Kompetitiver ELISA zur Bestimmung von Cortisol

Ein kompetitiver ELISA ist eine Methode zur Bestimmung der unbekannten Konzentration eines Stoffes (z.B. einem Hormon) aus einer Körperprobe (z.B. Blut). ELISA basiert auf der Konkurrenz um eine Anbindung zwischen dem unbekannten Stoff und einer bekannten Menge des enzymatisch-markierten Stoffs.  

Wer oder was ist ELISA?

ELISA ist nicht nur ein weiblicher Vorname, sondern auch die Abkürzung für Enzyme-Linked Immunosorbent Assay. Bei Letzterem handelt sich um ein immunologisches Verfahren zum Nachweis von bestimmten Molekülen in Körperflüssigkeiten wie Blutserum, Speichel oder Urin.

In der Stressforschung werden ELISA-Tests zur Bestimmung von Hormon- und Enzymkonzentrationen genutzt, die im Zusammenhang mit der körperlichen Stressantwort stehen (z.B. Cortisol oder alpha Amylase). Aber auch die medizinische Diagnostik nutzt ELISAs zum Nachweis von Parasiten, Viren, Bakterien oder Antikörpern oder im Rahmen von Schwangerschaftstests.

Was ist das Grundprinzip von ELISAs?

Das Verfahren macht sich die Funktionsweise unseres Immunsystems zu Nutze und beruht auf der Bindung von spezifischen Antikörpern an passende Antigene (Schlüssel-Schloss-Prinzip). Daraufhin kann mithilfe einer enzymatischen Farbnachweisreaktion ermittelt werden, wie viele Antigene oder Antikörper sich in einer Probe befinden.


Welche Formen von ELISA gibt es?

Es gibt verschiedene Möglichkeiten, wie der Nachweis von Molekülen mithilfe einer Antigen-Antikörper-Bindung erfolgen kann. Im Allgemeinen werden ELISAS in vier Hauptkategorien eingeteilt: direkte, indirekte, kompetitive und Sandwich-ELISAs. Diese Verfahren unterscheiden sich geringfügig in ihrem Testprinzip, bauen jedoch allesamt auf der Antigen-Antikörper-Bindungsreaktion und einer Farbnachweisreaktion auf.

Wie werden die Ergebnisse ausgewertet und interpretiert?

Die Konzentrationsmessung von Cortisol basiert auf einer Farbreaktion. Dabei ist die Lichtabsorption jedes Wells (= optische Dichte), welche durch den ELISA-Reader gemessen wird, direkt proportional zur Menge des enzymatisch-markierten Cortisols. Das bedeutet, dass ein „schwaches“ Signal mit einer hohen Cortisol-Konzentration einhergeht. Wenn viel Licht absorbiert wird, ist das Farbsignal schwach und die Menge des Cortisols aus der Speichelprobe hoch.

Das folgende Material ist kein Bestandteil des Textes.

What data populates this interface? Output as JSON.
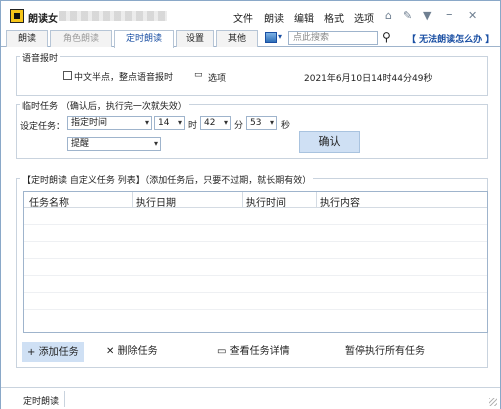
{
  "app": {
    "title": "朗读女"
  },
  "menu": [
    "文件",
    "朗读",
    "编辑",
    "格式",
    "选项"
  ],
  "title_icons": [
    "home-icon",
    "pin-icon",
    "shirt-icon",
    "minimize-icon",
    "close-icon"
  ],
  "tabs": [
    {
      "label": "朗读",
      "state": "normal"
    },
    {
      "label": "角色朗读",
      "state": "disabled"
    },
    {
      "label": "定时朗读",
      "state": "active"
    },
    {
      "label": "设置",
      "state": "normal"
    },
    {
      "label": "其他",
      "state": "normal"
    }
  ],
  "search": {
    "placeholder": "点此搜索"
  },
  "help_link": "【 无法朗读怎么办 】",
  "voice_report": {
    "title": "语音报时",
    "checkbox_label": "中文半点，整点语音报时",
    "checkbox_checked": false,
    "options_label": "选项",
    "datetime": "2021年6月10日14时44分49秒"
  },
  "temp_task": {
    "title": "临时任务 （确认后，执行完一次就失效）",
    "setting_label": "设定任务：",
    "task_type": "指定时间",
    "hour": "14",
    "hour_unit": "时",
    "minute": "42",
    "minute_unit": "分",
    "second": "53",
    "second_unit": "秒",
    "action": "提醒",
    "confirm_label": "确认"
  },
  "timed_tasks": {
    "title": "【定时朗读  自定义任务 列表】（添加任务后，只要不过期，就长期有效）",
    "columns": [
      "任务名称",
      "执行日期",
      "执行时间",
      "执行内容"
    ],
    "rows": []
  },
  "actions": {
    "add": "添加任务",
    "delete": "删除任务",
    "view": "查看任务详情",
    "pause_all": "暂停执行所有任务"
  },
  "status": {
    "text": "定时朗读"
  },
  "colors": {
    "accent": "#1a4fa3",
    "button_bg": "#cfe0f4",
    "border": "#9fb4cc"
  }
}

Um die gemessene optische Dichte in eine Mengeneinheit umzurechnen, verwendet man eine Standardkurve. Einige Wells auf der Platte beinhalten bekannte Konzentrationen von Cortisol (vom Hersteller bereitgestellt). Die optische Dichte dieser Wells wird gemessen und mithilfe der bekannten Konzentrationen wird eine Dichte-zu-Konzentration-Funktion gebildet. Die resultierende Kurve kann genutzt werden, um anhand der optischen Dichten der Proben die Cortisol-Konzentrationen in den Proben zu schätzen.